The third interesting finding of this study is that patients in the contact group returned to sports significantly faster than those in the collision group. Stein et al 26 prospectively evaluated shoulder sport–specific impairments after arthroscopic Bankart repair in 47 athletes. Patients were analyzed separately according to the shoulder sport: noncollision/nonoverhead (G1), collision (G2), overhead (G3), and martial arts (G4). Data were assessed at 4 points of treatment: preoperatively and postoperatively after 6, 16, and 32 months. These authors revealed that the progression of sports ability depended on the shoulder-dependent sport performed. Those athletes who participated in sports that needed more precision, load transfer, and endurance recovered significantly slower than those in the less shoulder function–dependent groups. Moreover, similar to our study, athletes who participated in shoulder function–demanding sports documented significantly inferior proficiency levels compared with those involved in less demanding activities. Other authors have also reported significant limitations of reattained shoulder proficiency levels based on intensive sports exposure. 4,9,16
Limitations
Some limitations of the current study should be mentioned: first, its retrospective nature, relatively small study population (43 athletes), and relatively short minimum follow-up (36 months). With more patients and an increased periods of follow-up, the overall redislocation rate may increase in both groups. Another limitation of our study is that the only collision sport analyzed was rugby, and the only contact sports analyzed were soccer and field hockey. These are the most popular sports in our country; however, other sports that are more common elsewhere were not included. Finally, almost all the patients included were male.

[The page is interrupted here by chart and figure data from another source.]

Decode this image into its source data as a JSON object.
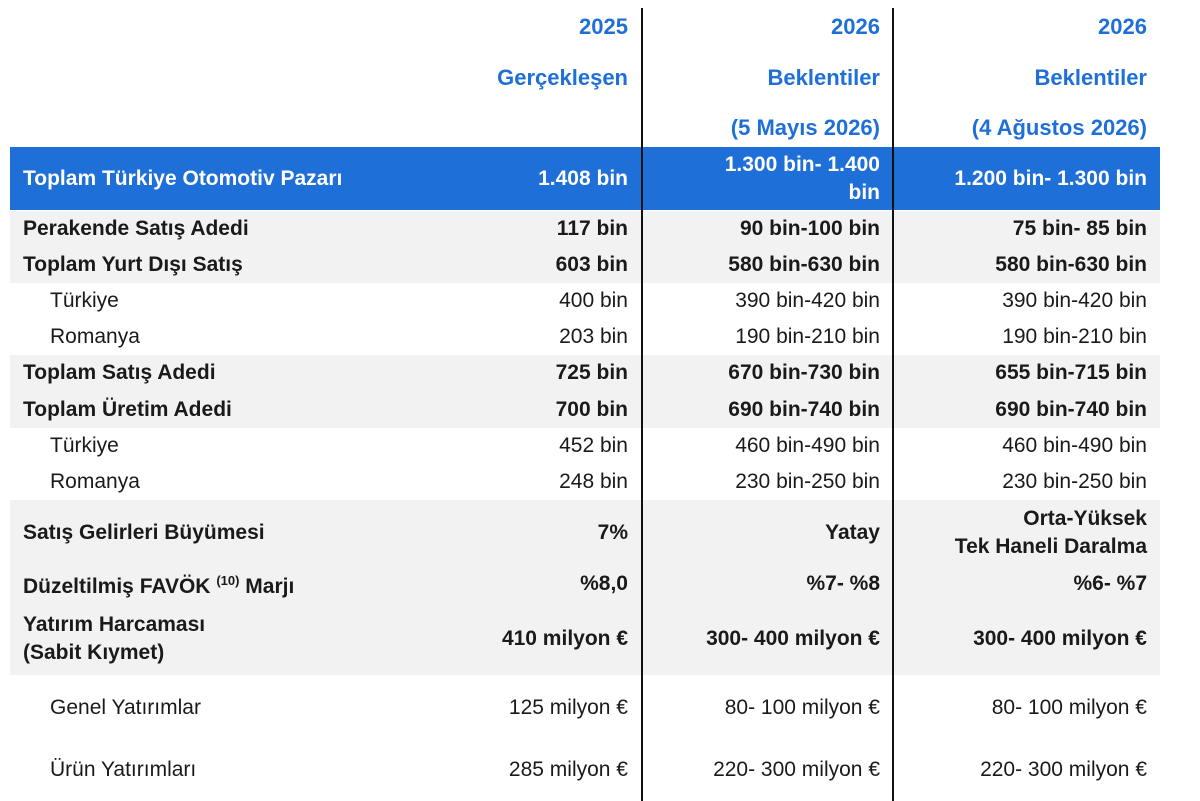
{
  "header": {
    "columns": [
      [
        "2025",
        "Gerçekleşen"
      ],
      [
        "2026",
        "Beklentiler",
        "(5 Mayıs 2026)"
      ],
      [
        "2026",
        "Beklentiler",
        "(4 Ağustos 2026)"
      ]
    ]
  },
  "table": {
    "rows": [
      {
        "label": [
          "Toplam Türkiye Otomotiv Pazarı"
        ],
        "values": [
          [
            "1.408 bin"
          ],
          [
            "1.300 bin- 1.400",
            "bin"
          ],
          [
            "1.200 bin- 1.300 bin"
          ]
        ]
      },
      {
        "label": [
          "Perakende Satış Adedi"
        ],
        "values": [
          [
            "117 bin"
          ],
          [
            "90 bin-100 bin"
          ],
          [
            "75 bin- 85 bin"
          ]
        ]
      },
      {
        "label": [
          "Toplam Yurt Dışı Satış"
        ],
        "values": [
          [
            "603 bin"
          ],
          [
            "580 bin-630 bin"
          ],
          [
            "580 bin-630 bin"
          ]
        ]
      },
      {
        "label": [
          "Türkiye"
        ],
        "values": [
          [
            "400 bin"
          ],
          [
            "390 bin-420 bin"
          ],
          [
            "390 bin-420 bin"
          ]
        ]
      },
      {
        "label": [
          "Romanya"
        ],
        "values": [
          [
            "203 bin"
          ],
          [
            "190 bin-210 bin"
          ],
          [
            "190 bin-210 bin"
          ]
        ]
      },
      {
        "label": [
          "Toplam Satış Adedi"
        ],
        "values": [
          [
            "725 bin"
          ],
          [
            "670 bin-730 bin"
          ],
          [
            "655 bin-715 bin"
          ]
        ]
      },
      {
        "label": [
          "Toplam Üretim Adedi"
        ],
        "values": [
          [
            "700 bin"
          ],
          [
            "690 bin-740 bin"
          ],
          [
            "690 bin-740 bin"
          ]
        ]
      },
      {
        "label": [
          "Türkiye"
        ],
        "values": [
          [
            "452 bin"
          ],
          [
            "460 bin-490 bin"
          ],
          [
            "460 bin-490 bin"
          ]
        ]
      },
      {
        "label": [
          "Romanya"
        ],
        "values": [
          [
            "248 bin"
          ],
          [
            "230 bin-250 bin"
          ],
          [
            "230 bin-250 bin"
          ]
        ]
      },
      {
        "label": [
          "Satış Gelirleri Büyümesi"
        ],
        "values": [
          [
            "7%"
          ],
          [
            "Yatay"
          ],
          [
            "Orta-Yüksek",
            "Tek Haneli Daralma"
          ]
        ]
      },
      {
        "label": [
          "Düzeltilmiş FAVÖK",
          "(10)",
          "Marjı"
        ],
        "values": [
          [
            "%8,0"
          ],
          [
            "%7- %8"
          ],
          [
            "%6- %7"
          ]
        ]
      },
      {
        "label": [
          "Yatırım Harcaması",
          "(Sabit Kıymet)"
        ],
        "values": [
          [
            "410 milyon €"
          ],
          [
            "300- 400 milyon €"
          ],
          [
            "300- 400 milyon €"
          ]
        ]
      },
      {
        "label": [
          "Genel Yatırımlar"
        ],
        "values": [
          [
            "125 milyon €"
          ],
          [
            "80- 100 milyon €"
          ],
          [
            "80- 100 milyon €"
          ]
        ]
      },
      {
        "label": [
          "Ürün Yatırımları"
        ],
        "values": [
          [
            "285 milyon €"
          ],
          [
            "220- 300 milyon €"
          ],
          [
            "220- 300 milyon €"
          ]
        ]
      }
    ]
  }
}
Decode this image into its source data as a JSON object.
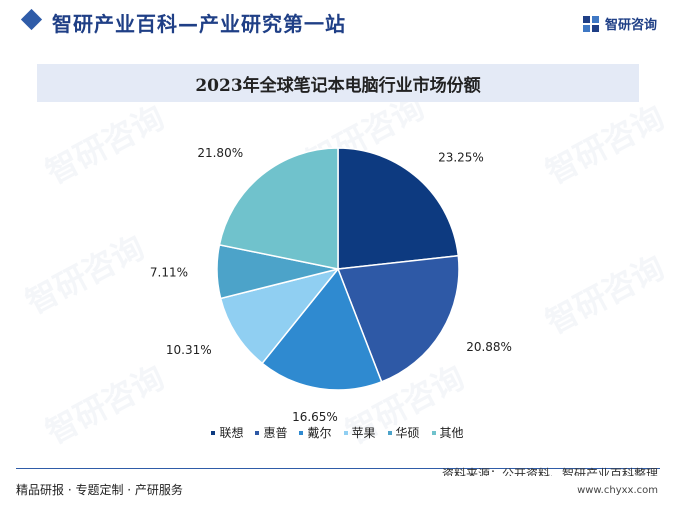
{
  "header": {
    "site_title": "智研产业百科—产业研究第一站",
    "brand_name": "智研咨询",
    "logo_icon": "zhiyan-logo-icon",
    "watermark_text": "智研咨询"
  },
  "colors": {
    "accent": "#2f5ca8",
    "title_band": "#e4eaf6"
  },
  "chart_data": {
    "type": "pie",
    "title": "2023年全球笔记本电脑行业市场份额",
    "series": [
      {
        "name": "联想",
        "value": 23.25,
        "label": "23.25%",
        "color": "#0d3a80"
      },
      {
        "name": "惠普",
        "value": 20.88,
        "label": "20.88%",
        "color": "#2e59a6"
      },
      {
        "name": "戴尔",
        "value": 16.65,
        "label": "16.65%",
        "color": "#2f8ad0"
      },
      {
        "name": "苹果",
        "value": 10.31,
        "label": "10.31%",
        "color": "#90cff2"
      },
      {
        "name": "华硕",
        "value": 7.11,
        "label": "7.11%",
        "color": "#4ca3c9"
      },
      {
        "name": "其他",
        "value": 21.8,
        "label": "21.80%",
        "color": "#70c2cc"
      }
    ],
    "legend_position": "bottom",
    "start_angle": "12 o'clock, clockwise"
  },
  "footer": {
    "source": "资料来源：公开资料、智研产业百科整理",
    "left_text": "精品研报 · 专题定制 · 产研服务",
    "url": "www.chyxx.com"
  }
}
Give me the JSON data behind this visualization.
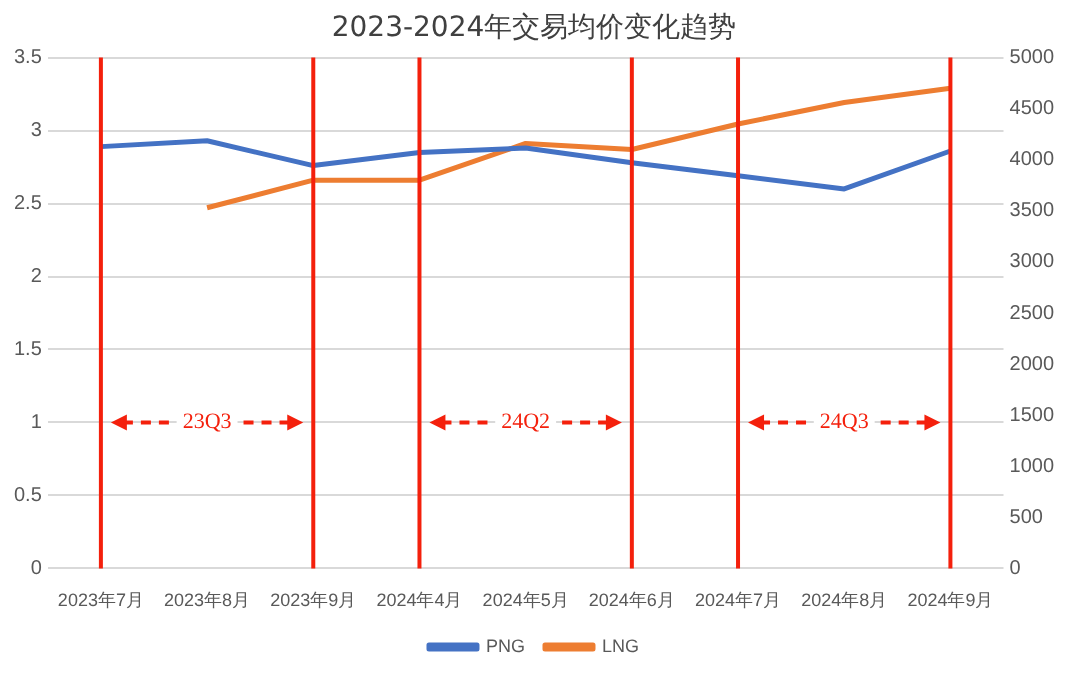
{
  "chart_data": {
    "type": "line",
    "title": "2023-2024年交易均价变化趋势",
    "categories": [
      "2023年7月",
      "2023年8月",
      "2023年9月",
      "2024年4月",
      "2024年5月",
      "2024年6月",
      "2024年7月",
      "2024年8月",
      "2024年9月"
    ],
    "series": [
      {
        "name": "PNG",
        "color": "#4472c4",
        "values": [
          2.89,
          2.93,
          2.76,
          2.85,
          2.88,
          2.78,
          2.69,
          2.6,
          2.86
        ]
      },
      {
        "name": "LNG",
        "color": "#ed7d31",
        "axis": "y2",
        "values": [
          null,
          3530,
          3800,
          3800,
          4160,
          4100,
          4350,
          4560,
          4700
        ]
      }
    ],
    "ylim": [
      0,
      3.5
    ],
    "yticks": [
      0,
      0.5,
      1,
      1.5,
      2,
      2.5,
      3,
      3.5
    ],
    "y2lim": [
      0,
      5000
    ],
    "y2ticks": [
      0,
      500,
      1000,
      1500,
      2000,
      2500,
      3000,
      3500,
      4000,
      4500,
      5000
    ],
    "ref_lines": [
      {
        "axis": "x",
        "value": "2023年7月",
        "color": "#f4200c"
      },
      {
        "axis": "x",
        "value": "2023年9月",
        "color": "#f4200c"
      },
      {
        "axis": "x",
        "value": "2024年4月",
        "color": "#f4200c"
      },
      {
        "axis": "x",
        "value": "2024年6月",
        "color": "#f4200c"
      },
      {
        "axis": "x",
        "value": "2024年7月",
        "color": "#f4200c"
      },
      {
        "axis": "x",
        "value": "2024年9月",
        "color": "#f4200c"
      }
    ],
    "annotations": [
      {
        "text": "23Q3",
        "x": "2023年8月",
        "y": 1
      },
      {
        "text": "24Q2",
        "x": "2024年5月",
        "y": 1
      },
      {
        "text": "24Q3",
        "x": "2024年8月",
        "y": 1
      }
    ],
    "grid": "y",
    "legend": "bottom",
    "marker": "none",
    "line_style": "solid"
  }
}
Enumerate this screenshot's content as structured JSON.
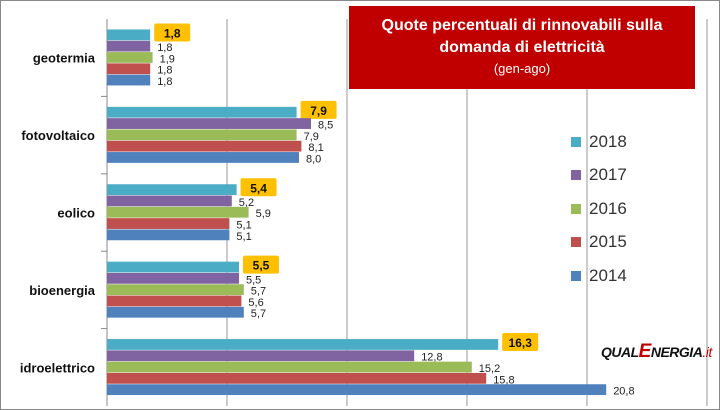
{
  "chart_data": {
    "type": "bar",
    "orientation": "horizontal",
    "title": "Quote percentuali di rinnovabili sulla domanda di elettricità",
    "subtitle": "(gen-ago)",
    "categories": [
      "geotermia",
      "fotovoltaico",
      "eolico",
      "bioenergia",
      "idroelettrico"
    ],
    "series": [
      {
        "name": "2018",
        "color": "#4BACC6",
        "highlight": true,
        "labels": [
          "1,8",
          "7,9",
          "5,4",
          "5,5",
          "16,3"
        ],
        "values": [
          1.8,
          7.9,
          5.4,
          5.5,
          16.3
        ]
      },
      {
        "name": "2017",
        "color": "#8064A2",
        "labels": [
          "1,8",
          "8,5",
          "5,2",
          "5,5",
          "12,8"
        ],
        "values": [
          1.8,
          8.5,
          5.2,
          5.5,
          12.8
        ]
      },
      {
        "name": "2016",
        "color": "#9BBB59",
        "labels": [
          "1,9",
          "7,9",
          "5,9",
          "5,7",
          "15,2"
        ],
        "values": [
          1.9,
          7.9,
          5.9,
          5.7,
          15.2
        ]
      },
      {
        "name": "2015",
        "color": "#C0504D",
        "labels": [
          "1,8",
          "8,1",
          "5,1",
          "5,6",
          "15,8"
        ],
        "values": [
          1.8,
          8.1,
          5.1,
          5.6,
          15.8
        ]
      },
      {
        "name": "2014",
        "color": "#4F81BD",
        "labels": [
          "1,8",
          "8,0",
          "5,1",
          "5,7",
          "20,8"
        ],
        "values": [
          1.8,
          8.0,
          5.1,
          5.7,
          20.8
        ]
      }
    ],
    "xlim": [
      0,
      25
    ],
    "grid": true,
    "legend_position": "right",
    "highlight_color": "#FFC000"
  },
  "logo": {
    "qual": "QUAL",
    "e": "E",
    "nergia": "NERGIA",
    "it": ".it"
  }
}
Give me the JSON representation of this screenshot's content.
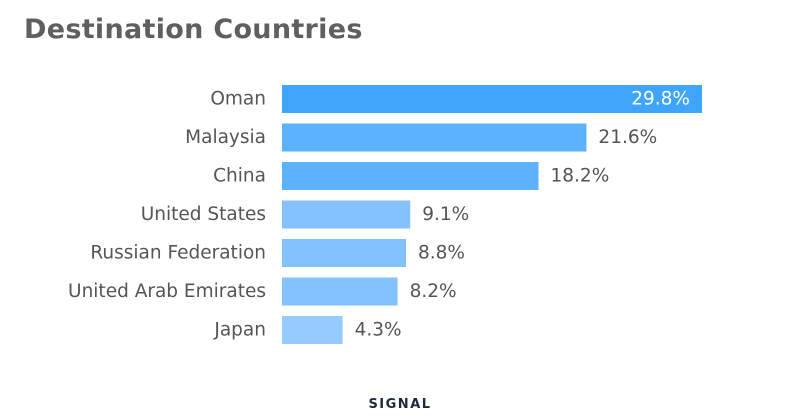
{
  "chart_data": {
    "type": "bar",
    "orientation": "horizontal",
    "title": "Destination Countries",
    "categories": [
      "Oman",
      "Malaysia",
      "China",
      "United States",
      "Russian Federation",
      "United Arab Emirates",
      "Japan"
    ],
    "values": [
      29.8,
      21.6,
      18.2,
      9.1,
      8.8,
      8.2,
      4.3
    ],
    "value_labels": [
      "29.8%",
      "21.6%",
      "18.2%",
      "9.1%",
      "8.8%",
      "8.2%",
      "4.3%"
    ],
    "unit": "%",
    "xlim": [
      0,
      29.8
    ],
    "grid": false,
    "legend": "none",
    "bar_colors": [
      "#3fa5fb",
      "#5cb2fc",
      "#5cb2fc",
      "#83c2fd",
      "#83c2fd",
      "#83c2fd",
      "#95cbfd"
    ],
    "label_color": "#555555",
    "inside_label_color": "#ffffff"
  },
  "brand": {
    "name": "SIGNAL"
  }
}
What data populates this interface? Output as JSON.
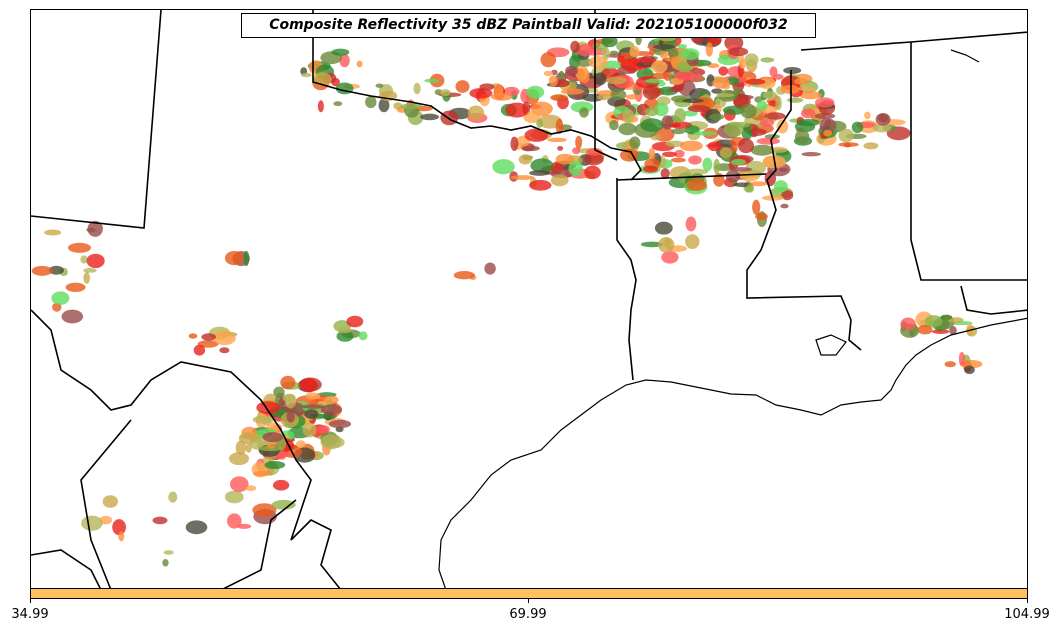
{
  "title": "Composite Reflectivity 35 dBZ Paintball Valid: 202105100000f032",
  "colorbar": {
    "color": "#ffc060",
    "ticks": [
      "34.99",
      "69.99",
      "104.99"
    ]
  },
  "paint_colors": [
    "#e8221c",
    "#ff5a5a",
    "#ff8c3a",
    "#ffa54f",
    "#e85a1a",
    "#2f8a2f",
    "#5fdc5f",
    "#8fb34a",
    "#b5b55a",
    "#9a4a4a",
    "#c0302a",
    "#4a4a3a",
    "#6a8a3a",
    "#c9a84a"
  ],
  "map": {
    "features": [
      "state-borders",
      "coastline",
      "reflectivity-paintball"
    ]
  }
}
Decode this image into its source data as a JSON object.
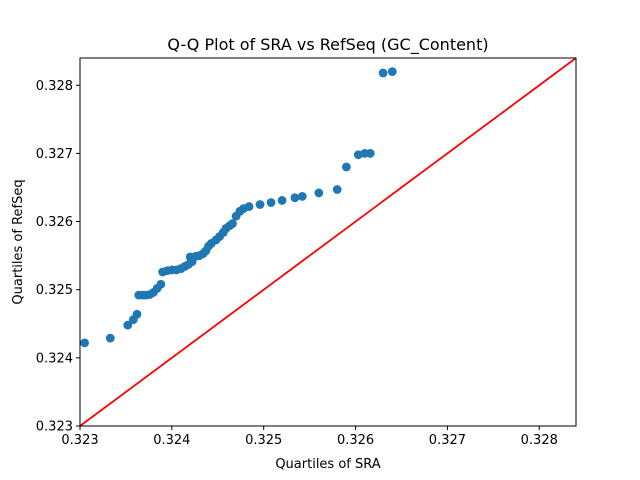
{
  "chart_data": {
    "type": "scatter",
    "title": "Q-Q Plot of SRA vs RefSeq (GC_Content)",
    "xlabel": "Quartiles of SRA",
    "ylabel": "Quartiles of RefSeq",
    "xlim": [
      0.323,
      0.3284
    ],
    "ylim": [
      0.323,
      0.3284
    ],
    "xticks": [
      "0.323",
      "0.324",
      "0.325",
      "0.326",
      "0.327",
      "0.328"
    ],
    "yticks": [
      "0.323",
      "0.324",
      "0.325",
      "0.326",
      "0.327",
      "0.328"
    ],
    "grid": false,
    "marker_color": "#1f77b4",
    "reference_line_color": "#ff0000",
    "reference_line": {
      "from": [
        0.323,
        0.323
      ],
      "to": [
        0.3284,
        0.3284
      ]
    },
    "points": [
      [
        0.32305,
        0.32422
      ],
      [
        0.32333,
        0.32429
      ],
      [
        0.32352,
        0.32448
      ],
      [
        0.32358,
        0.32456
      ],
      [
        0.32362,
        0.32464
      ],
      [
        0.32364,
        0.32492
      ],
      [
        0.32368,
        0.32492
      ],
      [
        0.32372,
        0.32492
      ],
      [
        0.32376,
        0.32493
      ],
      [
        0.3238,
        0.32496
      ],
      [
        0.32384,
        0.32502
      ],
      [
        0.32388,
        0.32508
      ],
      [
        0.3239,
        0.32526
      ],
      [
        0.32395,
        0.32528
      ],
      [
        0.324,
        0.32529
      ],
      [
        0.32405,
        0.32529
      ],
      [
        0.3241,
        0.32531
      ],
      [
        0.32414,
        0.32534
      ],
      [
        0.32418,
        0.32537
      ],
      [
        0.32422,
        0.32541
      ],
      [
        0.3242,
        0.32548
      ],
      [
        0.32426,
        0.32549
      ],
      [
        0.3243,
        0.3255
      ],
      [
        0.32434,
        0.32553
      ],
      [
        0.32437,
        0.32557
      ],
      [
        0.3244,
        0.32564
      ],
      [
        0.32443,
        0.32568
      ],
      [
        0.32448,
        0.32573
      ],
      [
        0.32452,
        0.32578
      ],
      [
        0.32456,
        0.32584
      ],
      [
        0.32459,
        0.3259
      ],
      [
        0.32463,
        0.32594
      ],
      [
        0.32466,
        0.32597
      ],
      [
        0.3247,
        0.32608
      ],
      [
        0.32474,
        0.32615
      ],
      [
        0.32478,
        0.32619
      ],
      [
        0.32484,
        0.32622
      ],
      [
        0.32496,
        0.32625
      ],
      [
        0.32508,
        0.32628
      ],
      [
        0.3252,
        0.32631
      ],
      [
        0.32534,
        0.32635
      ],
      [
        0.32542,
        0.32637
      ],
      [
        0.3256,
        0.32642
      ],
      [
        0.3258,
        0.32647
      ],
      [
        0.3259,
        0.3268
      ],
      [
        0.32603,
        0.32698
      ],
      [
        0.3261,
        0.327
      ],
      [
        0.32616,
        0.327
      ],
      [
        0.3263,
        0.32818
      ],
      [
        0.3264,
        0.3282
      ]
    ]
  }
}
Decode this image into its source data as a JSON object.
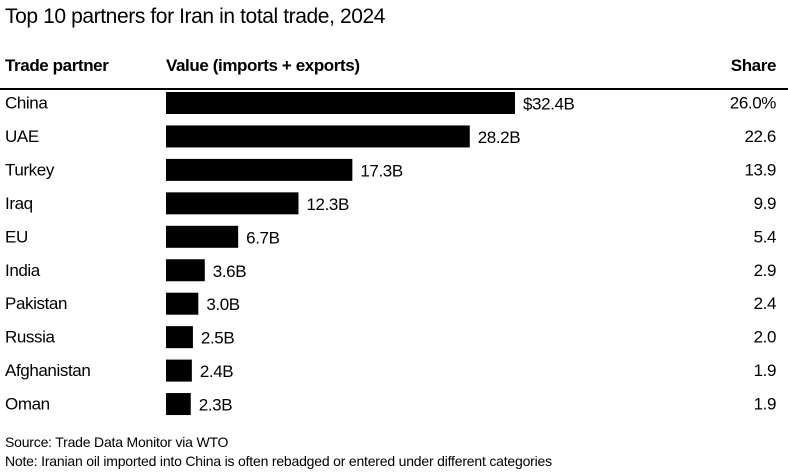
{
  "chart_data": {
    "type": "bar",
    "orientation": "horizontal",
    "title": "Top 10 partners for Iran in total trade, 2024",
    "columns": [
      "Trade partner",
      "Value (imports + exports)",
      "Share"
    ],
    "categories": [
      "China",
      "UAE",
      "Turkey",
      "Iraq",
      "EU",
      "India",
      "Pakistan",
      "Russia",
      "Afghanistan",
      "Oman"
    ],
    "values": [
      32.4,
      28.2,
      17.3,
      12.3,
      6.7,
      3.6,
      3.0,
      2.5,
      2.4,
      2.3
    ],
    "value_labels": [
      "$32.4B",
      "28.2B",
      "17.3B",
      "12.3B",
      "6.7B",
      "3.6B",
      "3.0B",
      "2.5B",
      "2.4B",
      "2.3B"
    ],
    "share": [
      "26.0%",
      "22.6",
      "13.9",
      "9.9",
      "5.4",
      "2.9",
      "2.4",
      "2.0",
      "1.9",
      "1.9"
    ],
    "unit": "billion USD",
    "bar_color": "#000000",
    "grid": false
  },
  "footer": {
    "source": "Source: Trade Data Monitor via WTO",
    "note": "Note: Iranian oil imported into China is often rebadged or entered under different categories"
  }
}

However, an important strength of our study is that outcomes of arthroscopic stabilization were compared between homogeneous groups of high-demand athletes after a first-time traumatic dislocation. In addition, the follow-up period and the main demographic and clinical characteristics of the 2 groups were similar, which provided an accurate comparison.
Conclusion
Arthroscopic stabilization for anterior instability of the shoulder is a reliable procedure with respect to shoulder function, range of motion, and postoperative return to sports in contact and collision athletes. Compared with the contact group (0%), the collision group yielded a higher recurrence rate (14.7%). Moreover, patients in the contact group returned significantly faster (5.2 vs 6.9 months, respectively) and more returned to preinjury or near-preinjury activity levels (86.4% vs 70.6% of patients, respectively) than patients in the collision group.
Footnotes
The authors declared that they have no conflicts of interest in the authorship and publication of this contribution.
Ethical approval for this study was obtained from the Hospital Italiano de Buenos Aires (protocol No. 3055).